Here is the Github repo for the project code.
In this project, I built a full end-to-end machine learning pipeline on the Kaggle Ames House Prices dataset. Using careful feature engineering and Gradient Boosting, I achieved a leaderboard score of 0.13339 (top ~2k). The main focus was learning classical ML workflows on tabular data rather than leaderboard chasing.
This post is aimed at beginners and intermediates who want to see another's process for learning classical machine learning on tabular data.
Goal: Predict the sales price for houses. For each Id in the test set, predict the value of SalePrice.
Metric: Submissions are evaluated on Root-Mean-Squared-Error (RMSE) between the logarithm of the predicted value and the logarithm of the observed sales price.
For cross-validation, RMSE is reported on the original SalePrice scale for interpretability.
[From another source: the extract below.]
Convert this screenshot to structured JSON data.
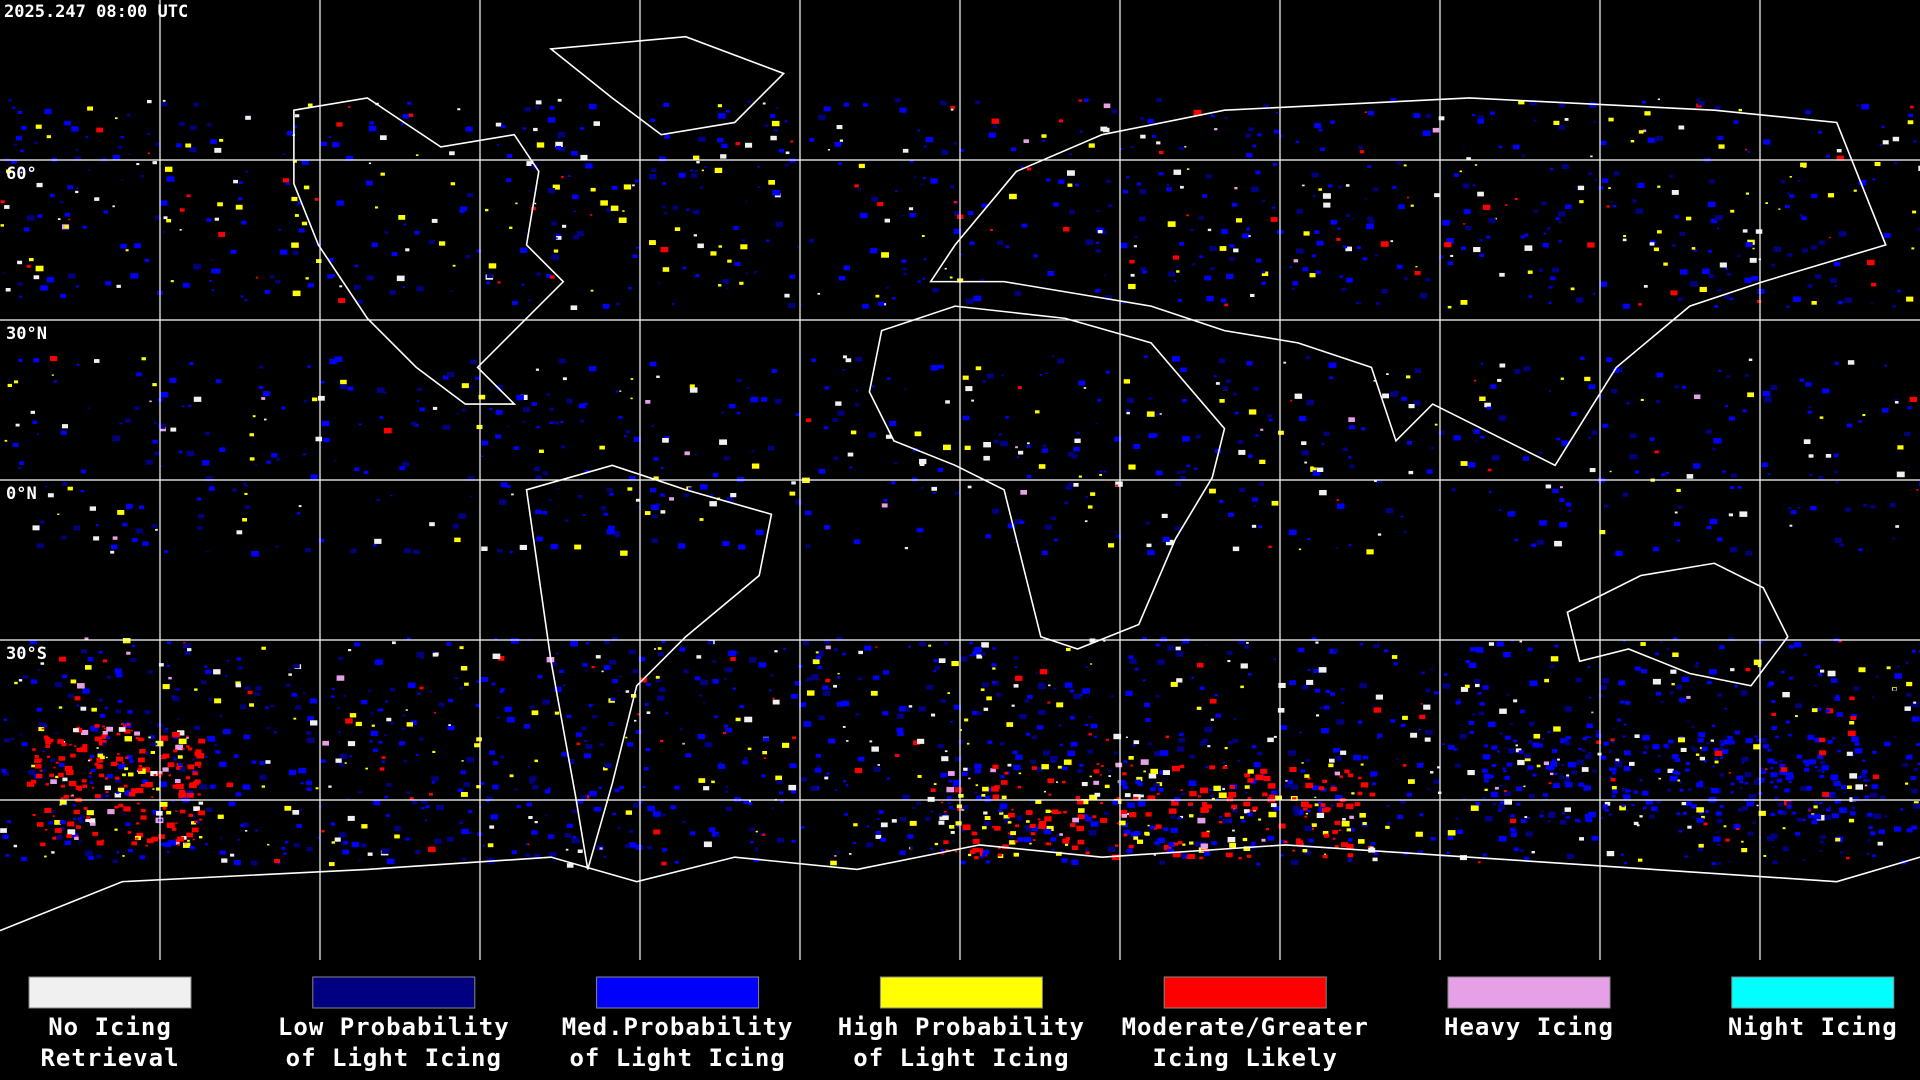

Kaggle leaderboard scores are computed on log-transformed values.
1 entry. Scored 0.13339. 1964 on Leaderboard. Here is the Github repo.
I started with an Exploratory Data Analysis (EDA) checklist. EDA focused on missingness, sparsity, feature correlations, and target distribution — with the goal of informing imputation and scaling decisions.
Here are some interesting findings.
The datasets are in good condition. Their columns match (apart from the target SalePrice), and there is a good description in the documentation for almost all of the features.
Quick missing and sparse checks on the combined training and test data.
We can see that there are missing values for several features. (yellow indicates missing/sparse values)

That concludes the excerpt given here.